Small Island Developing States, including Mauritius, grapple with climate change challenges. In 2021 at COP26, the United Kingdom pledged £40 million (MUR 2.2 billion) for the ‘Small Island Developing State Capacity and Resilience’ (SIDAR) program to enhance capacity and resilience. The UK is actively aiding Mauritius in emissions reduction and climate resilience. Additionally, Britain is contributing MUR 23 million to boost public and private sector capabilities, create jobs, and improve climate finance access via UNDP in Mauritius.
This funding will be directed towards two specific objectives:
- The UK will allocate MUR 11.9 million for a training and seed-funding initiative that will stimulate job growth in the renewable energy sector, aiding Mauritius in transitioning to a low-carbon economy. This program will empower women and young individuals to acquire skills and knowledge in the installation of solar photovoltaic systems. Apart from strengthening climate resilience, it will also enable communities to access new markets, networks, and employment opportunities.
- Additionally, the UK will provide MUR 11.4 million to support the Government of Mauritius in formulating a long-term strategy for climate financing and investments in low-carbon development projects.
H.E. Charlotte Pierre, British High Commissioner to Mauritius, said: “We are just over a month away from COP 28. Small Developing Island States (SIDS) like Mauritius suffer some of the most devastating effects of climate change. The UK Government recognises this fact and will not shy away from helping our SIDS partners respond. I am proud to say that the UK has the opportunity to work with key multilateral partners like the UNDP to support Mauritius on critical climate issues. UK funding worth MUR 23 billion will help boost capabilities at grassroots-level and access more international resources to deliver Mauritius’ ambitious Nationally Determined Contributions and climate priorities. Together, we can drive forward the Sustainable Development Goals (SDGs) agenda, ensuring a fair climate transition for everyone”.
Ms Amanda Serumaga, UNDP Mauritius and Seychelles Resident Representative said: “The Republic of Mauritius has aligned itself with international norms when it signed and ratified the United Nations Framework Convention on Climate Change (UNFCCC) in 1992 and the Paris Agreement in 2016. This project will support Mauritius to overcome the challenges resulting from the full implementation of the Paris Agreement and the enhanced transparency framework. It will strengthen the capacities of the institutions to undertake national communications and associated inventories, noting that to date, Mauritius relies on a system of temporary and ad-hoc institutional arrangements.’ She also highlighted that ‘UNDP is one of the major entities supporting countries’ access and effectively using climate finance and (…) will continue to work together with both the governmental and non-governmental organizations to enable the country to meet its obligations under the various conventions.”
Supporting the renewable energy sector in Mauritius is a shared priority for the UK and UNDP. In 2021, the British High Commission and UNDP collaborated to fund a scholarship program aimed at training professionals in renewable energy within Mauritius. The initiative was spearheaded by the Mauritius Renewable Energy Agency (MARENA). This program equipped ten Mauritian recipients with the necessary theoretical and practical knowledge to bolster Mauritius’ framework for green employment.
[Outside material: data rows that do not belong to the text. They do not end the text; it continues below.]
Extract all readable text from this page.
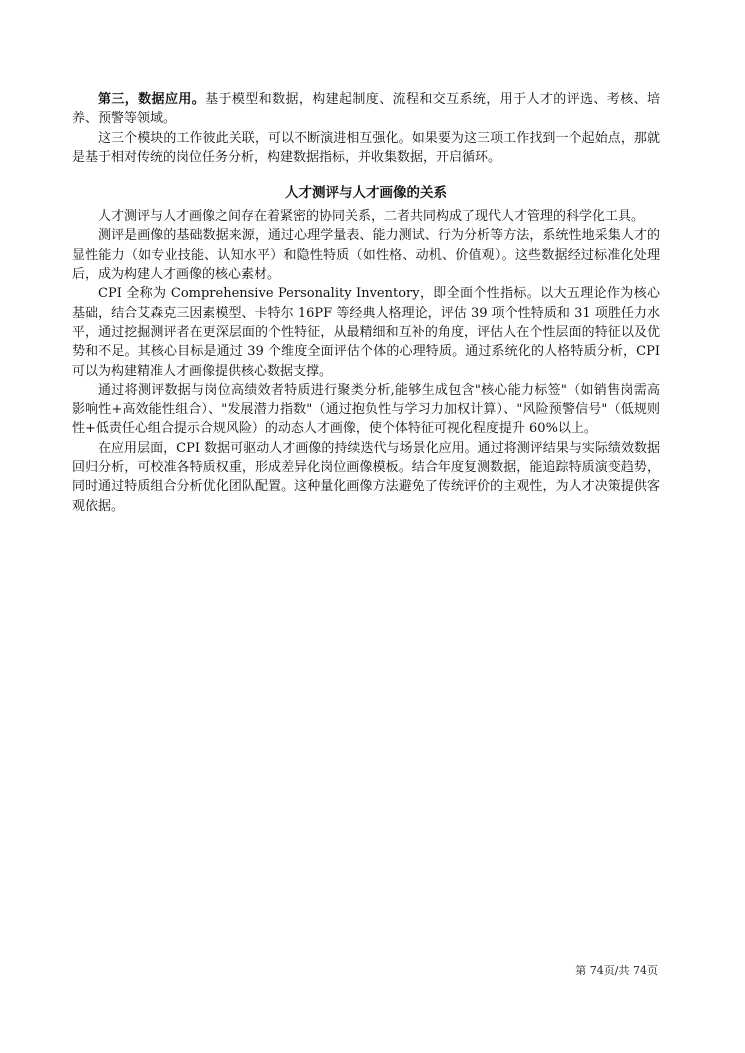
第三，数据应用。基于模型和数据，构建起制度、流程和交互系统，用于人才的评选、考核、培养、预警等领域。

这三个模块的工作彼此关联，可以不断演进相互强化。如果要为这三项工作找到一个起始点，那就是基于相对传统的岗位任务分析，构建数据指标，并收集数据，开启循环。

人才测评与人才画像的关系

人才测评与人才画像之间存在着紧密的协同关系，二者共同构成了现代人才管理的科学化工具。

测评是画像的基础数据来源，通过心理学量表、能力测试、行为分析等方法，系统性地采集人才的显性能力（如专业技能、认知水平）和隐性特质（如性格、动机、价值观）。这些数据经过标准化处理后，成为构建人才画像的核心素材。

CPI 全称为 Comprehensive Personality Inventory，即全面个性指标。以大五理论作为核心基础，结合艾森克三因素模型、卡特尔 16PF 等经典人格理论，评估 39 项个性特质和 31 项胜任力水平，通过挖掘测评者在更深层面的个性特征，从最精细和互补的角度，评估人在个性层面的特征以及优势和不足。其核心目标是通过 39 个维度全面评估个体的心理特质。通过系统化的人格特质分析，CPI 可以为构建精准人才画像提供核心数据支撑。

通过将测评数据与岗位高绩效者特质进行聚类分析,能够生成包含"核心能力标签"（如销售岗需高影响性+高效能性组合）、"发展潜力指数"（通过抱负性与学习力加权计算）、"风险预警信号"（低规则性+低责任心组合提示合规风险）的动态人才画像，使个体特征可视化程度提升 60%以上。

在应用层面，CPI 数据可驱动人才画像的持续迭代与场景化应用。通过将测评结果与实际绩效数据回归分析，可校准各特质权重，形成差异化岗位画像模板。结合年度复测数据，能追踪特质演变趋势，同时通过特质组合分析优化团队配置。这种量化画像方法避免了传统评价的主观性，为人才决策提供客观依据。

第 74页/共 74页
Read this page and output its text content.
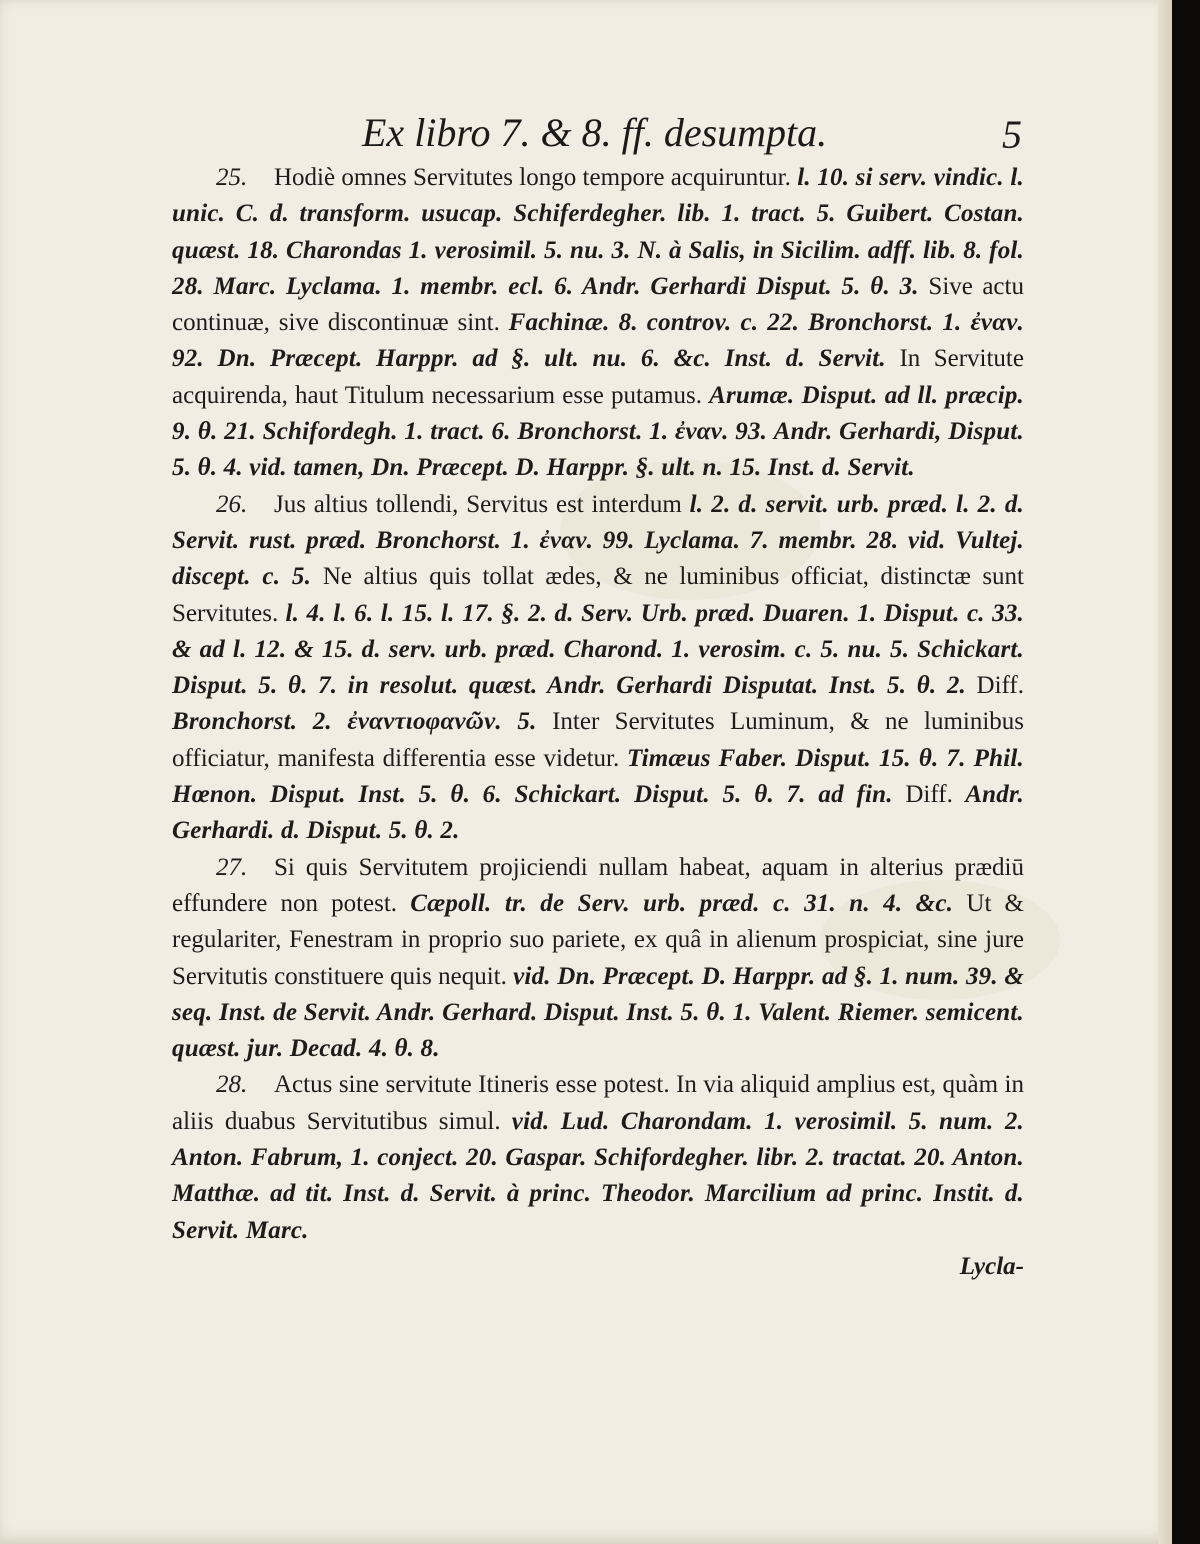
Ex libro 7. & 8. ff. desumpta.	5

25. Hodiè omnes Servitutes longo tempore acquiruntur. l. 10. si serv. vindic. l. unic. C. d. transform. usucap. Schiferdegher. lib. 1. tract. 5. Guibert. Costan. quæst. 18. Charondas 1. verosimil. 5. nu. 3. N. à Salis, in Sicilim. adff. lib. 8. fol. 28. Marc. Lyclama. 1. membr. ecl. 6. Andr. Gerhardi Disput. 5. θ. 3. Sive actu continuæ, sive discontinuæ sint. Fachinæ. 8. controv. c. 22. Bronchorst. 1. ἐναν. 92. Dn. Præcept. Harppr. ad §. ult. nu. 6. &c. Inst. d. Servit. In Servitute acquirenda, haut Titulum necessarium esse putamus. Arumæ. Disput. ad ll. præcip. 9. θ. 21. Schifordegh. 1. tract. 6. Bronchorst. 1. ἐναν. 93. Andr. Gerhardi, Disput. 5. θ. 4. vid. tamen, Dn. Præcept. D. Harppr. §. ult. n. 15. Inst. d. Servit.

26. Jus altius tollendi, Servitus est interdum l. 2. d. servit. urb. præd. l. 2. d. Servit. rust. præd. Bronchorst. 1. ἐναν. 99. Lyclama. 7. membr. 28. vid. Vultej. discept. c. 5. Ne altius quis tollat ædes, & ne luminibus officiat, distinctæ sunt Servitutes. l. 4. l. 6. l. 15. l. 17. §. 2. d. Serv. Urb. præd. Duaren. 1. Disput. c. 33. & ad l. 12. & 15. d. serv. urb. præd. Charond. 1. verosim. c. 5. nu. 5. Schickart. Disput. 5. θ. 7. in resolut. quæst. Andr. Gerhardi Disputat. Inst. 5. θ. 2. Diff. Bronchorst. 2. ἐναντιοφανῶν. 5. Inter Servitutes Luminum, & ne luminibus officiatur, manifesta differentia esse videtur. Timæus Faber. Disput. 15. θ. 7. Phil. Hœnon. Disput. Inst. 5. θ. 6. Schickart. Disput. 5. θ. 7. ad fin. Diff. Andr. Gerhardi. d. Disput. 5. θ. 2.

27. Si quis Servitutem projiciendi nullam habeat, aquam in alterius prædiū effundere non potest. Cæpoll. tr. de Serv. urb. præd. c. 31. n. 4. &c. Ut & regulariter, Fenestram in proprio suo pariete, ex quâ in alienum prospiciat, sine jure Servitutis constituere quis nequit. vid. Dn. Præcept. D. Harppr. ad §. 1. num. 39. & seq. Inst. de Servit. Andr. Gerhard. Disput. Inst. 5. θ. 1. Valent. Riemer. semicent. quæst. jur. Decad. 4. θ. 8.

28. Actus sine servitute Itineris esse potest. In via aliquid amplius est, quàm in aliis duabus Servitutibus simul. vid. Lud. Charondam. 1. verosimil. 5. num. 2. Anton. Fabrum, 1. conject. 20. Gaspar. Schifordegher. libr. 2. tractat. 20. Anton. Matthæ. ad tit. Inst. d. Servit. à princ. Theodor. Marcilium ad princ. Instit. d. Servit. Marc.

Lycla-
According to a report from the International Labour Organisation (ILO), the renewable energy sector provided employment to 12.7 million individuals in 2021, marking an increase of 700,000 new jobs in a single year. This growth occurred despite the persistent impacts of COVID-19 and the escalating energy challenges. Over recent decades, the United Kingdom has been a leading force in global endeavors to address the interconnected issues of climate change and biodiversity loss. In the previous November, COP27 concluded with a significant agreement to allocate “loss and damage” funding to countries particularly affected by climate-related disasters. This historic initiative received support from the UK.
Furthermore, the UK is making substantial investments to alleviate the financial obstacles faced by Small Island Developing States (SIDS). This includes the Taskforce on Access to Climate Finance, which has initiated pilot programs in six countries, including Mauritius, Fiji, and Jamaica. These programs are funded with approximately £100 million (MUR 5.5 billion) from the UK. Through this partnership, the UK will contribute up to MUR 624 million to assist Mauritius in accessing international resources to fulfill its ambitious Nationally Determined Contribution and climate priorities. These priorities include plans to phase out coal by 2030 and secure 60% of its energy from renewable sources.
At the G20 Leaders Summit, the UK’s Prime Minister announced a commitment to provide approximately £1.62 billion (MUR 89 billion) for the second replenishment of the Green Climate Fund, covering the period from 2024 to 2027. This represents an increase in the UK’s previous contribution and underscores the UK’s dedication to urgently addressing the climate crisis. The UK aims to deliver approximately £11.6 billion (MUR 638 billion) in international climate finance ahead of COP28.